- Born: December 24, 1945 (age 80)
- Education: Stanford University, Brown University
- Known for: Studies of human perception, memory, legal applications of research in cognition, visual perception, relations between low-level visual and higher-order cognitive processing, and accuracy in recognition memory
- Spouses: ; Elizabeth Loftus ​ ​(m. 1968; div. 1991)​ ; Susan Loftus ​ ​(m. 1992; div. 2005)​ ; Willa Rose ​(m. 2008)​
- Scientific career
- Fields: Psychology
- Workplaces: University of Washington, Seattle
- Doctoral advisor: Richard C. Atkinson
- Other academic advisors: George Sperling

= Geoffrey Loftus =

American psychologist (born 1945)

Geoffrey Loftus (born December 24, 1945) is a Professor of Psychology at the University of Washington. He specializes in memory and attention, and his most recent research focuses on face perception and hindsight bias. Loftus received a B.A. in experimental psychology from Brown University in 1967 and a Ph.D. in experimental psychology from Stanford University in 1971, where his advisor was Richard C. Atkinson.

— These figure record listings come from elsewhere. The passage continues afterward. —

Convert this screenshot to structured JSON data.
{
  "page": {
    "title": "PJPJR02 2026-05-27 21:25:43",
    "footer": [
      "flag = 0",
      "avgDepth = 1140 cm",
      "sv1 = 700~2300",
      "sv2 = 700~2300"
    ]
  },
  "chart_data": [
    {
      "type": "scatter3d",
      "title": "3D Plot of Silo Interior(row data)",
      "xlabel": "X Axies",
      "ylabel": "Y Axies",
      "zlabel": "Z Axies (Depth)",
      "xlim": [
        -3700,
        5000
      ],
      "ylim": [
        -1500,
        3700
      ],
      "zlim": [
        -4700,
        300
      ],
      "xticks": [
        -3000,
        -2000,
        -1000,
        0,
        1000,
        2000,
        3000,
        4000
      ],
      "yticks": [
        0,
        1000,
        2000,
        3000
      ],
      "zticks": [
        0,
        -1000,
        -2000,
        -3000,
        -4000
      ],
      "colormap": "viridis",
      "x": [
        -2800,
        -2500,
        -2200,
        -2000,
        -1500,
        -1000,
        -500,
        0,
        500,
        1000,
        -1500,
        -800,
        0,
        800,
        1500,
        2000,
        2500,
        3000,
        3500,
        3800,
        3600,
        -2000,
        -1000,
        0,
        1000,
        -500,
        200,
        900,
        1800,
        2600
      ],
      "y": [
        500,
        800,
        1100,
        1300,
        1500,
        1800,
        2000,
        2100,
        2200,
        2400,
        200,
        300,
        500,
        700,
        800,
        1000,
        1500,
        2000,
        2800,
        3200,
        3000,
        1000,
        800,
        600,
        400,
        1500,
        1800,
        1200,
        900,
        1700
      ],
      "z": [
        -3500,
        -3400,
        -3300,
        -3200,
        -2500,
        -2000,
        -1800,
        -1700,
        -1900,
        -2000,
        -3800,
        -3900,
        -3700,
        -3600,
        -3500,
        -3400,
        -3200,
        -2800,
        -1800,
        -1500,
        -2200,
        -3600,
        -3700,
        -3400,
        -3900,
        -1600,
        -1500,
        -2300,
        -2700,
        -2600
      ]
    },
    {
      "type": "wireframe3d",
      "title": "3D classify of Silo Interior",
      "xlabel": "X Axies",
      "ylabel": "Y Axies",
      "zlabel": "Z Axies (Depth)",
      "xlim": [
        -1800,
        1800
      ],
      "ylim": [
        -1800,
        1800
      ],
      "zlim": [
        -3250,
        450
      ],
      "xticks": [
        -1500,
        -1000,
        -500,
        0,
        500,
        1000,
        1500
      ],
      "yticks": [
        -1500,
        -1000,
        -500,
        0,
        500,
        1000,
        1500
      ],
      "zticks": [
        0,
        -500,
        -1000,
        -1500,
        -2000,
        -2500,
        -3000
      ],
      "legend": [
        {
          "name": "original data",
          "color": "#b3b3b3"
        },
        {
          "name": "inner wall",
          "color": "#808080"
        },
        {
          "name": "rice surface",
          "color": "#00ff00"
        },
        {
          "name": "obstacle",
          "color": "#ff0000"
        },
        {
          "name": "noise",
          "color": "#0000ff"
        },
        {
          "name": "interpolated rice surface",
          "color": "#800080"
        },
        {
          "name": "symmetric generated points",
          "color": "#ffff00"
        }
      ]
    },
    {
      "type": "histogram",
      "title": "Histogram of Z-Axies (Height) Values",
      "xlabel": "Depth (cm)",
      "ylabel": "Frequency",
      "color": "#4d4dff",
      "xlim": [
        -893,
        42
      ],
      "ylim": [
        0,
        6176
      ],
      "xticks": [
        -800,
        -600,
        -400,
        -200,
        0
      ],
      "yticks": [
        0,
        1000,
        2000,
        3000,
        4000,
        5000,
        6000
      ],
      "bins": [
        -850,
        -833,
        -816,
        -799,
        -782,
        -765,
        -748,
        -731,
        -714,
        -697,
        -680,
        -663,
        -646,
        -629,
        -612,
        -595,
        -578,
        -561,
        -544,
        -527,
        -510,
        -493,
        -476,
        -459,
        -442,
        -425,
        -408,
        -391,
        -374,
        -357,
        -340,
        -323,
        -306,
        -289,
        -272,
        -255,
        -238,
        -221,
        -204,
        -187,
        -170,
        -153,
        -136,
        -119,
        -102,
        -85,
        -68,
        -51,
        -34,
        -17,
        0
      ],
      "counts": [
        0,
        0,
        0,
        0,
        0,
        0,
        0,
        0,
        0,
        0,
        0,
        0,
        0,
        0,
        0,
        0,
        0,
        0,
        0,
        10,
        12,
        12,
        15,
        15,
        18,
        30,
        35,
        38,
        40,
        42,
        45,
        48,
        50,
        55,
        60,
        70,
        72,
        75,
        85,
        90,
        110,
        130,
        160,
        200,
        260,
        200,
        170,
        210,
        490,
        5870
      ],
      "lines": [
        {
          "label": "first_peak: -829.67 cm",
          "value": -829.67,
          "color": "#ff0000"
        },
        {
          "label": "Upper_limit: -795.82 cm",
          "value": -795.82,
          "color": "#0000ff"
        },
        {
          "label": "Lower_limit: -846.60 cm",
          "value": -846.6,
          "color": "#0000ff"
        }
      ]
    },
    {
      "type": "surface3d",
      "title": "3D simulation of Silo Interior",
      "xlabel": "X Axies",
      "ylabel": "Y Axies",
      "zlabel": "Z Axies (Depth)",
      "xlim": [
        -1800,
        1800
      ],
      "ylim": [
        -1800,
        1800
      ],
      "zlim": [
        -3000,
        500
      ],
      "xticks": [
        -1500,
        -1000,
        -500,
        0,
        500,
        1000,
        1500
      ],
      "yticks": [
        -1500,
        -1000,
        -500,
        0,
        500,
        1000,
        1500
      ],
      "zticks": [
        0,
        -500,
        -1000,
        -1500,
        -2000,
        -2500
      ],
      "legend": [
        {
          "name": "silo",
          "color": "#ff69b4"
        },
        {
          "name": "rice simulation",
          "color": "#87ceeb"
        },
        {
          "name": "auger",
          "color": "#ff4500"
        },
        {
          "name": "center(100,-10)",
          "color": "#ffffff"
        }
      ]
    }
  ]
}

He subsequently completed a postdoctoral fellowship under the mentorship of George Sperling in 1972, and he joined the faculty of the University of Washington shortly thereafter, where he has remained since. He taught at the Massachusetts Institute of Technology during the 1995–1996 academic year. Geoff Loftus was married to fellow psychologist Elizabeth Loftus from 1968 to 1991. They are now divorced, but remain close colleagues. Geoff Loftus retired from full-time professorship in July, 2017, primarily to focus on his legal work. He still regularly testifies as an expert witness.

== Legal work ==
Increasingly, Loftus has been applying his scientific work to issues in human cognition that have arisen in legal cases. He has participated in one way or another in approximately 1,000 such cases. He has testified as an expert witness in perception, memory, statistics, and video-game behavior in approximately 495 civil and criminal cases. He has testified in superior courts in 13 U.S. states, United States federal courts in 11 different cities, a U.S. Court-martial at the U.S. Naval Air Station Sigonella in Italy, and Canadian court in Winnipeg, Manitoba. His work has been cited by the Innocence Project in several of their cases, most notably that of Darrell Edwards.

He has written articles on information loss in the human visual system associated with a witness's seeing someone from a specific distance (most relevant to the Innocence Project work) and visual hindsight bias.